I suggest we continue to protest the total reduction but be prepared to comment with a suggestion for a phase-in or transition for the reduction… say, 5 years (about the middle of August (before the 8/30/13 deadline). However, a CPI adjustment should also factor into the calculation. In fact, I’m concerned there is no factor in their calculation for increases in the Consumer Price Index or other provider cost increases over that SIX YEAR period from 2007 to 2013! That should just about cover the “bundling” savings CMS wants to use as the basis for this cut.
As a patient, caregiver, or provider, you can comment on the proposal by CLICKING HERE. Then scroll down and click on the blue “Comment Now” button. Comments will close on 8/30/13. This is the same link from my post “Dialysis and Further Action”

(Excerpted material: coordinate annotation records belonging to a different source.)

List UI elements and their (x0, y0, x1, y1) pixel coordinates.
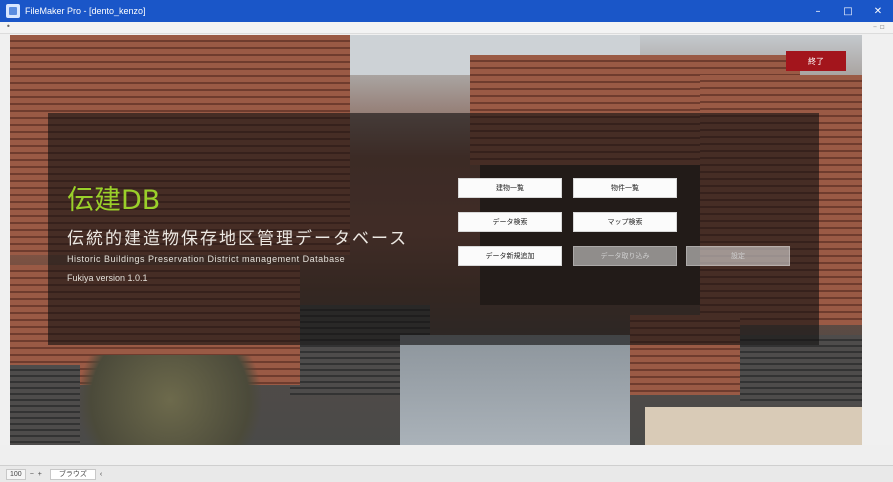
app-subtitle-japanese: 伝統的建造物保存地区管理データベース (67, 229, 409, 249)
exit-button[interactable]: 終了 (786, 51, 846, 71)
layout-bottom-margin (0, 445, 893, 465)
menu-strip: • – ▫ (0, 22, 893, 34)
fence-lower-right (645, 407, 862, 445)
property-list-button[interactable]: 物件一覧 (573, 178, 677, 198)
menu-overlay-card: 伝建DB 伝統的建造物保存地区管理データベース Historic Buildin… (48, 113, 819, 345)
zoom-level[interactable]: 100 (6, 468, 26, 480)
app-version: Fukiya version 1.0.1 (67, 273, 148, 283)
data-import-button[interactable]: データ取り込み (573, 246, 677, 266)
status-bar: 100 − + ブラウズ ‹ (0, 465, 893, 482)
menu-dot-icon[interactable]: • (6, 22, 11, 31)
mode-selector[interactable]: ブラウズ (49, 468, 96, 480)
window-controls: – □ ✕ (803, 0, 893, 22)
roof-tiles-left-top (10, 35, 350, 105)
close-button[interactable]: ✕ (863, 0, 893, 22)
data-search-button[interactable]: データ検索 (458, 212, 562, 232)
home-layout-panel: 終了 伝建DB 伝統的建造物保存地区管理データベース Historic Buil… (10, 35, 862, 445)
filemaker-app-icon (6, 4, 20, 18)
stone-road (400, 335, 630, 445)
window-title: FileMaker Pro - [dento_kenzo] (25, 6, 146, 16)
tree-lower-left (50, 355, 290, 445)
maximize-button[interactable]: □ (833, 0, 863, 22)
building-list-button[interactable]: 建物一覧 (458, 178, 562, 198)
settings-button[interactable]: 設定 (686, 246, 790, 266)
scroll-left-arrow-icon[interactable]: ‹ (100, 471, 102, 478)
minimize-button[interactable]: – (803, 0, 833, 22)
zoom-in-button[interactable]: + (38, 471, 42, 478)
metal-roof-right (740, 335, 862, 405)
title-bar: FileMaker Pro - [dento_kenzo] – □ ✕ (0, 0, 893, 22)
app-subtitle-english: Historic Buildings Preservation District… (67, 254, 346, 264)
doc-window-controls[interactable]: – ▫ (873, 22, 885, 31)
zoom-out-button[interactable]: − (30, 471, 34, 478)
data-new-button[interactable]: データ新規追加 (458, 246, 562, 266)
map-search-button[interactable]: マップ検索 (573, 212, 677, 232)
app-logo: 伝建DB (67, 185, 161, 216)
dark-roof-corner (10, 365, 80, 445)
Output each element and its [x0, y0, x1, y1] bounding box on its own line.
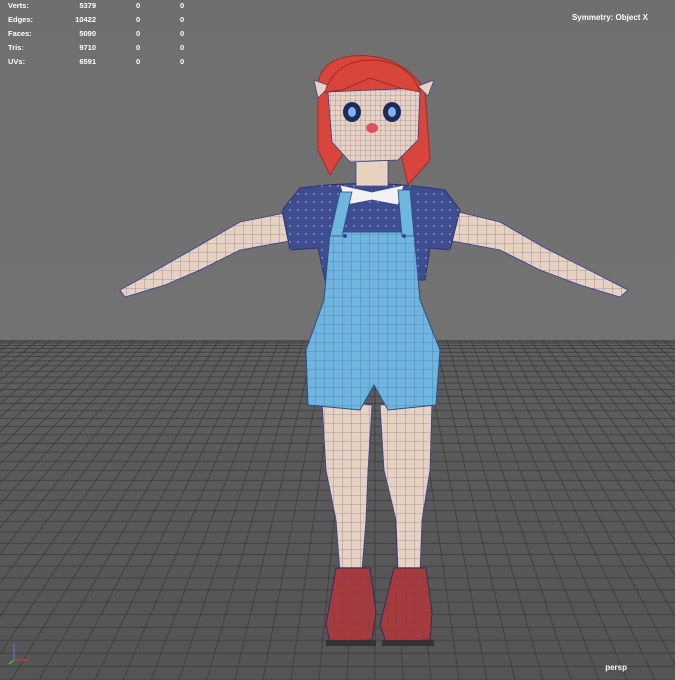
hud-row-tris: Tris: 9710 0 0 — [8, 41, 198, 55]
floor-grid-line — [66, 339, 244, 680]
floor-grid-line — [602, 339, 675, 422]
floor-grid-line — [38, 339, 232, 680]
hud-selected: 0 — [136, 15, 141, 24]
symmetry-indicator: Symmetry: Object X — [571, 13, 648, 22]
hud-label: Tris: — [8, 43, 24, 52]
hud-label: UVs: — [8, 57, 26, 66]
floor-grid-line — [0, 339, 76, 405]
floor-grid-line — [566, 339, 675, 485]
xyz-axis-icon — [8, 644, 28, 665]
floor-grid-line — [494, 339, 656, 680]
floor-grid-line — [518, 339, 675, 618]
floor-grid-line — [434, 339, 516, 680]
floor-grid-line — [662, 339, 675, 352]
floor-grid-line — [0, 339, 172, 555]
hud-triangles: 0 — [180, 15, 185, 24]
floor-grid-line — [578, 339, 675, 461]
maya-viewport[interactable]: Verts: 5379 0 0 Edges: 10422 0 0 Faces: … — [0, 0, 675, 680]
hud-triangles: 0 — [180, 43, 185, 52]
floor-grid-line — [234, 339, 316, 680]
hud-value: 5090 — [79, 29, 96, 38]
floor-grid-line — [178, 339, 292, 680]
camera-name-label: persp — [605, 663, 627, 672]
nose — [366, 123, 378, 133]
floor-grid-line — [0, 339, 28, 361]
floor-grid-line — [614, 339, 675, 405]
floor-grid-line — [94, 339, 256, 680]
hud-row-uvs: UVs: 6591 0 0 — [8, 55, 198, 69]
hud-selected: 0 — [136, 1, 141, 10]
poly-count-hud: Verts: 5379 0 0 Edges: 10422 0 0 Faces: … — [8, 0, 198, 69]
floor-grid-line — [0, 339, 16, 352]
floor-grid-line — [470, 339, 600, 680]
hud-triangles: 0 — [180, 29, 185, 38]
hud-row-verts: Verts: 5379 0 0 — [8, 0, 198, 13]
hud-selected: 0 — [136, 57, 141, 66]
floor-grid-line — [458, 339, 572, 680]
hud-triangles: 0 — [180, 1, 185, 10]
floor-grid-line — [206, 339, 304, 680]
hud-label: Edges: — [8, 15, 34, 24]
hud-value: 9710 — [79, 43, 96, 52]
hud-triangles: 0 — [180, 57, 185, 66]
floor-grid-line — [530, 339, 675, 577]
hud-value: 5379 — [79, 1, 96, 10]
floor-grid-line — [0, 339, 124, 466]
floor-grid-line — [542, 339, 675, 542]
floor-grid-line — [0, 339, 208, 655]
hud-row-edges: Edges: 10422 0 0 — [8, 13, 198, 27]
hud-label: Verts: — [8, 1, 29, 10]
floor-grid-line — [10, 339, 220, 680]
hud-label: Faces: — [8, 29, 32, 38]
character-model[interactable] — [119, 55, 629, 646]
hud-value: 6591 — [79, 57, 96, 66]
viewport-scene[interactable] — [0, 0, 675, 680]
hud-value: 10422 — [75, 15, 96, 24]
hud-row-faces: Faces: 5090 0 0 — [8, 27, 198, 41]
floor-grid-line — [0, 339, 64, 393]
hud-selected: 0 — [136, 29, 141, 38]
floor-grid-line — [0, 339, 148, 506]
floor-grid-line — [150, 339, 280, 680]
hud-selected: 0 — [136, 43, 141, 52]
floor-grid-line — [590, 339, 675, 440]
floor-grid-line — [446, 339, 544, 680]
floor-grid-line — [0, 339, 40, 371]
floor-grid-line — [0, 339, 184, 584]
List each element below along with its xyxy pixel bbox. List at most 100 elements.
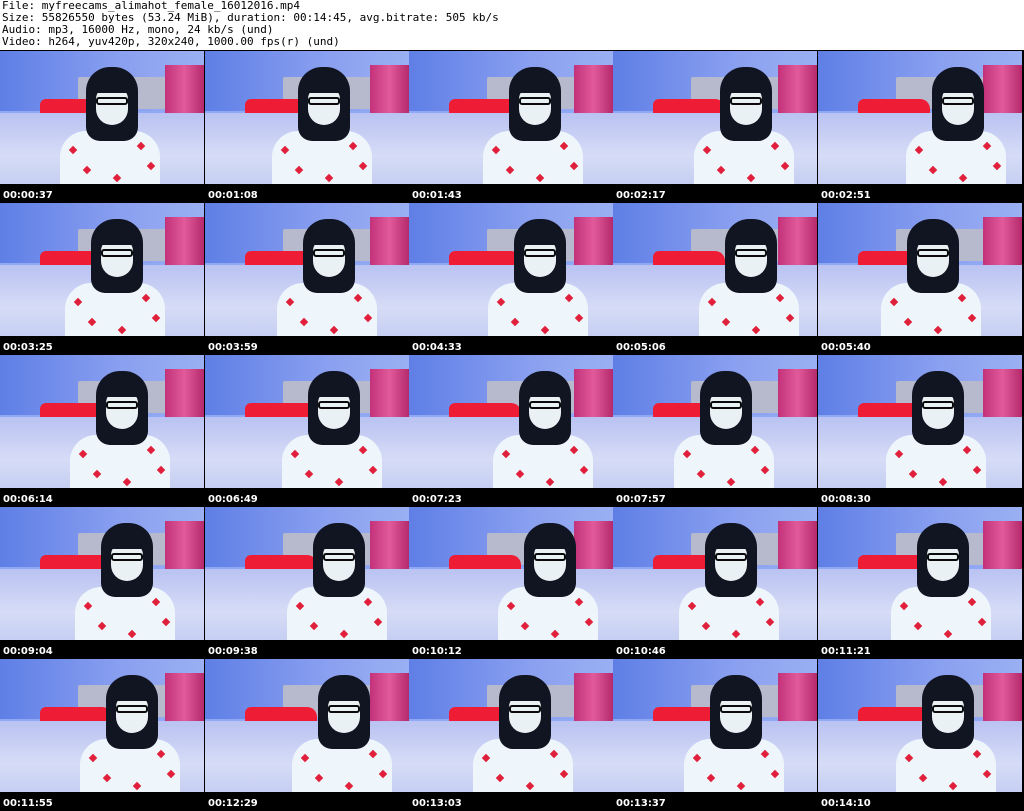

Devon, have been following and sharing your posts with interest. Is there any explanation why they used 2007 math without taking into account the addition in cost and inflation since that time? I agree with you that it may be a wash if you take into account those factors. What is your opinion about the affects of these cuts on home dialysis patients? I wrote a blog about that and I think this affects them as well. Here is the link to that on WordPress: http://kidneystoriesblog.wordpress.com
Drop me a line, firstname.lastname@example.org, let me know what you think. Jim
There’s really no apparent logic to the use of 2007. It’s just what was in the law passed by Congress (If you can imagine anything being passed by Congress!?). As to home dialysis, it shouldn’t be any different than in-center dialysis. They will pay the provider less for that services and materials in the bundles payment.